In 2008 while living in Vancouver, I started playing with macro photography. I could not afford good glass and wasn’t sure I was ready for it any way. So I experimented with all kinds of low-cost alternatives, most cumbersome and awkward, in various combinations of camera, tripod, focusing rails, bellows, extensions tubes, rings and reverse mounted lenses. The results, however, were fascinating.

Perfect coil – The prehensile tip of a gloriosa lily

Macro photography revealed that beyond what our naked eyes can see without effort, exists a world of its own, a full-fledged universe of planets, vast oceans, gigantic trees, scary monsters and Co. I launched into that space like a ship on an interstellar journey, getting up before down and walking to the Stanley Park flower gardens on the stillest mornings, when all vegetation was covered in beautiful dew drops.

This wasn’t easy. The morning air had to be perfectly still as high magnification made even a sturdy tripod shake like a giraffe on a roller-coaster ride. My favorite setup, a mix of bellows and reversed lenses on rails, yielded, in addition to the loss of auto-focus and metering, a depth of field so narrow that the blade of a razor would have seemed dull in comparison.
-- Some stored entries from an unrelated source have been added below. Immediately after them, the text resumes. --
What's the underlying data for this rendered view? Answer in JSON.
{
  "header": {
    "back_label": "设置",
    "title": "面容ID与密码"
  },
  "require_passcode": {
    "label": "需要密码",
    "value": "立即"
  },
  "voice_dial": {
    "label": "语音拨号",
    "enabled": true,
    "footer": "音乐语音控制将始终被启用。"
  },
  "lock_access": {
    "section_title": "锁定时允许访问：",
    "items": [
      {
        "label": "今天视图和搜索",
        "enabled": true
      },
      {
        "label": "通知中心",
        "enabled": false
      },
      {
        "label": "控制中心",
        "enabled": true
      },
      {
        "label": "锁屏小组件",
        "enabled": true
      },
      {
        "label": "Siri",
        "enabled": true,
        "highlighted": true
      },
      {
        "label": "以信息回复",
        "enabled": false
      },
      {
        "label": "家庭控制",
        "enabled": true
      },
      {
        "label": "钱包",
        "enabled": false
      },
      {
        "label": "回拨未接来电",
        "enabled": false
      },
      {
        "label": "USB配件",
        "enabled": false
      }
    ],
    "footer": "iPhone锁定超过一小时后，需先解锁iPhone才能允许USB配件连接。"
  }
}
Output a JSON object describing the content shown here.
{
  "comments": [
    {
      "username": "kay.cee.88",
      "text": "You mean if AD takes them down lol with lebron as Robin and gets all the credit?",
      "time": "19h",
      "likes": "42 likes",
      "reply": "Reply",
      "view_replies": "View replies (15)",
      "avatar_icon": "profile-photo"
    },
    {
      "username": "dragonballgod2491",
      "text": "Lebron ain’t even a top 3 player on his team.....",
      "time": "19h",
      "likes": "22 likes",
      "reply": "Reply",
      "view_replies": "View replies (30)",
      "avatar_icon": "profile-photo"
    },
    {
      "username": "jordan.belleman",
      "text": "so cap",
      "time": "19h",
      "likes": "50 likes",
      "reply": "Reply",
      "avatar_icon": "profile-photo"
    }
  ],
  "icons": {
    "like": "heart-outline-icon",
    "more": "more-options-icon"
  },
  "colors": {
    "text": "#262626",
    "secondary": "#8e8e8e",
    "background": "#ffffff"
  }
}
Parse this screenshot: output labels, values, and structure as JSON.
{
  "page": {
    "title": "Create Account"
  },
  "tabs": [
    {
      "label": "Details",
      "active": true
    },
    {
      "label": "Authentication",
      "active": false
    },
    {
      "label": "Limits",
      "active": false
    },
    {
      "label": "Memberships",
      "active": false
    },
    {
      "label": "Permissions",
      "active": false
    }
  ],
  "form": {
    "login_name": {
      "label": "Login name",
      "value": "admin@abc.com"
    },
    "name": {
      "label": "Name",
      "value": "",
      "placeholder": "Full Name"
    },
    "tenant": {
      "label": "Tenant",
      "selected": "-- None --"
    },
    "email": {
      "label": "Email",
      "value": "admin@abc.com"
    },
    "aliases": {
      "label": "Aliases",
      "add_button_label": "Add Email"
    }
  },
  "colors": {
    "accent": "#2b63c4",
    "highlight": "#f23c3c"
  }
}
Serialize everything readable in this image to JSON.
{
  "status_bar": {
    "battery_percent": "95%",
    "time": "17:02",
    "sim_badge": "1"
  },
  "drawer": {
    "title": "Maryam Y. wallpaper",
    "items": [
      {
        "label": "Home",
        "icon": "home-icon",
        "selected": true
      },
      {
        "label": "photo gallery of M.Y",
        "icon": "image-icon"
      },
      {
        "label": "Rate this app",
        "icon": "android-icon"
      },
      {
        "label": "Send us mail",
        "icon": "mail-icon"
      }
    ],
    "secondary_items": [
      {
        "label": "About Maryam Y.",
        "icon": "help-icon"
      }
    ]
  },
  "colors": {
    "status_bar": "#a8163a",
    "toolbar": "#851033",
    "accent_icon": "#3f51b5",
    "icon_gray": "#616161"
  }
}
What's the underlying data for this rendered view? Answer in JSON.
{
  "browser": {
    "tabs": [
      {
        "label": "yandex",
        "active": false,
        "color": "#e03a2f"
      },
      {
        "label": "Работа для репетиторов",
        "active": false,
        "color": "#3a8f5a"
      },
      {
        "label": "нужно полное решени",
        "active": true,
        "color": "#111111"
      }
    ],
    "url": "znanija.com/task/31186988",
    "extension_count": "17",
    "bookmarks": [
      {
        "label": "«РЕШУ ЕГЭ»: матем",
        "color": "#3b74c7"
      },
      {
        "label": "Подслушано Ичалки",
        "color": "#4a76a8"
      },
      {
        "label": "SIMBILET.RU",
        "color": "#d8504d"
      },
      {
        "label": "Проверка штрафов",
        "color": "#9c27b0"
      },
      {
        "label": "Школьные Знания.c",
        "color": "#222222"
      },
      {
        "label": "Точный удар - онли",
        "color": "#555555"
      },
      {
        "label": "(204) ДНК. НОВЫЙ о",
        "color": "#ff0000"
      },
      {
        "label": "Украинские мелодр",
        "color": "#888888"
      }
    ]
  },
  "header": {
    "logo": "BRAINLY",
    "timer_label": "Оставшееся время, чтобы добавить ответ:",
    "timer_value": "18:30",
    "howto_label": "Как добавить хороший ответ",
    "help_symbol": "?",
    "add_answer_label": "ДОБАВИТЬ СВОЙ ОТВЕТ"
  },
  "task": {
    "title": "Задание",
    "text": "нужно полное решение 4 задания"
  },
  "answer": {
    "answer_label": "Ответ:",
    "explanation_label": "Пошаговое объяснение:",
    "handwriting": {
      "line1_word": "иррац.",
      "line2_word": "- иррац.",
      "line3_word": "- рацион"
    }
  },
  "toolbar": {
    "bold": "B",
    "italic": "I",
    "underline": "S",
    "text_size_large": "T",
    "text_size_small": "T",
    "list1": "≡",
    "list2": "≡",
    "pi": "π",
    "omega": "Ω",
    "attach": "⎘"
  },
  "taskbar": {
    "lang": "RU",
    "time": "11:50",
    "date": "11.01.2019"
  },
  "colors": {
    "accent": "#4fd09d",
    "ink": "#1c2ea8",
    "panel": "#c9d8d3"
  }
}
I used mirror lock and a remote cable to try and smooth the shots, and since I locked my reverse-mounted lens at the largest aperture to gain a few hundredths of a millimetre in depth of field, the LCD screen on which I composed and focused my shots was most often so dark I had to shine a bright flashlight on a subject to shoot it.

Unidentified arachnid against the red backdrop of our terrace

So when I moved to New York and nature recessed a notch, calm, still and rainy mornings giving way to a windier East Coast climate, my macro photography went on sabbatical. The gear was packed in a padded Pelican case and dropped at the bottom of a dark corner of our apartment.

Then only a few days ago, after a restless, sleepless night during which I had spent most of my time sliding in and out of a fuzzy, dream-induced photographic essay, I decided to get the Pelican out of the closet and play with my options.

There were so many different parts in that box that I managed to find combinations I had not attempted before – or maybe it was the fact that my main camera body had gone from the trusted Canon Rebel 450D to the even trustier Canon 7D. Either way, before I could even realize it, I had a new setup mounted and looking promising.

My old 18-55mm kit lens came first, mounted on the camera so that I would retain focus, stabilization and metering. Then came a coupling ring, 58mm down to 49mm. Then I reverse-mounted an old Pentax 50mm f/4 prime lens. I ran out to the grocery store and bought a few Styrofoam plates. Cutting a circular hole into one of them, I chopped the bottom half off and fitted it around the outer lens, as a flash diffuser. Then I stepped onto the terrace…

After the rain – Geranium “Rozanne”

The results of an initial test speak for themselves. All the pictures in here were taken with that setup a few days ago. Here’s the technical stuff:

While achieving slightly less magnification than I did before, I am still getting around 2:1, well beyond the 1:1 of typical dedicated macro lenses. I now have flash illumination which I never could figure out before. I am syncing the flash in Aperture Priority mode at 1/250th sec. and using a narrow aperture of f/22 to conserve depth of field, ISO set to Auto. The Pentax lens is wide open and my Canon lens zoomed to 55mm in order to minimize vignetting. And where before I had to sit the camera on a tripod, in still air, with a release, and still shoot the same picture 5 to 10 times to get it right once, the following were shot handheld, in the rather windy conditions and without thinking about it twice.

Keep in mind that the area captured on any of these images is roughly 10 millimeters wide, or about 1/3 of an inch. This means that the spider, for instance, is only 3 or 4 millimeters long in reality. The flowers on the picture below appear to be life-size, and yet they are barely visible to the naked eye. It’s always cool to be reminded of how the universe repeats itself on very different levels.

The mini-flowers that look normal – Verbena bonariensis

Yes, I had to run the Latin names by Marie. There will be more pictures. This was just a warm up, one scale down.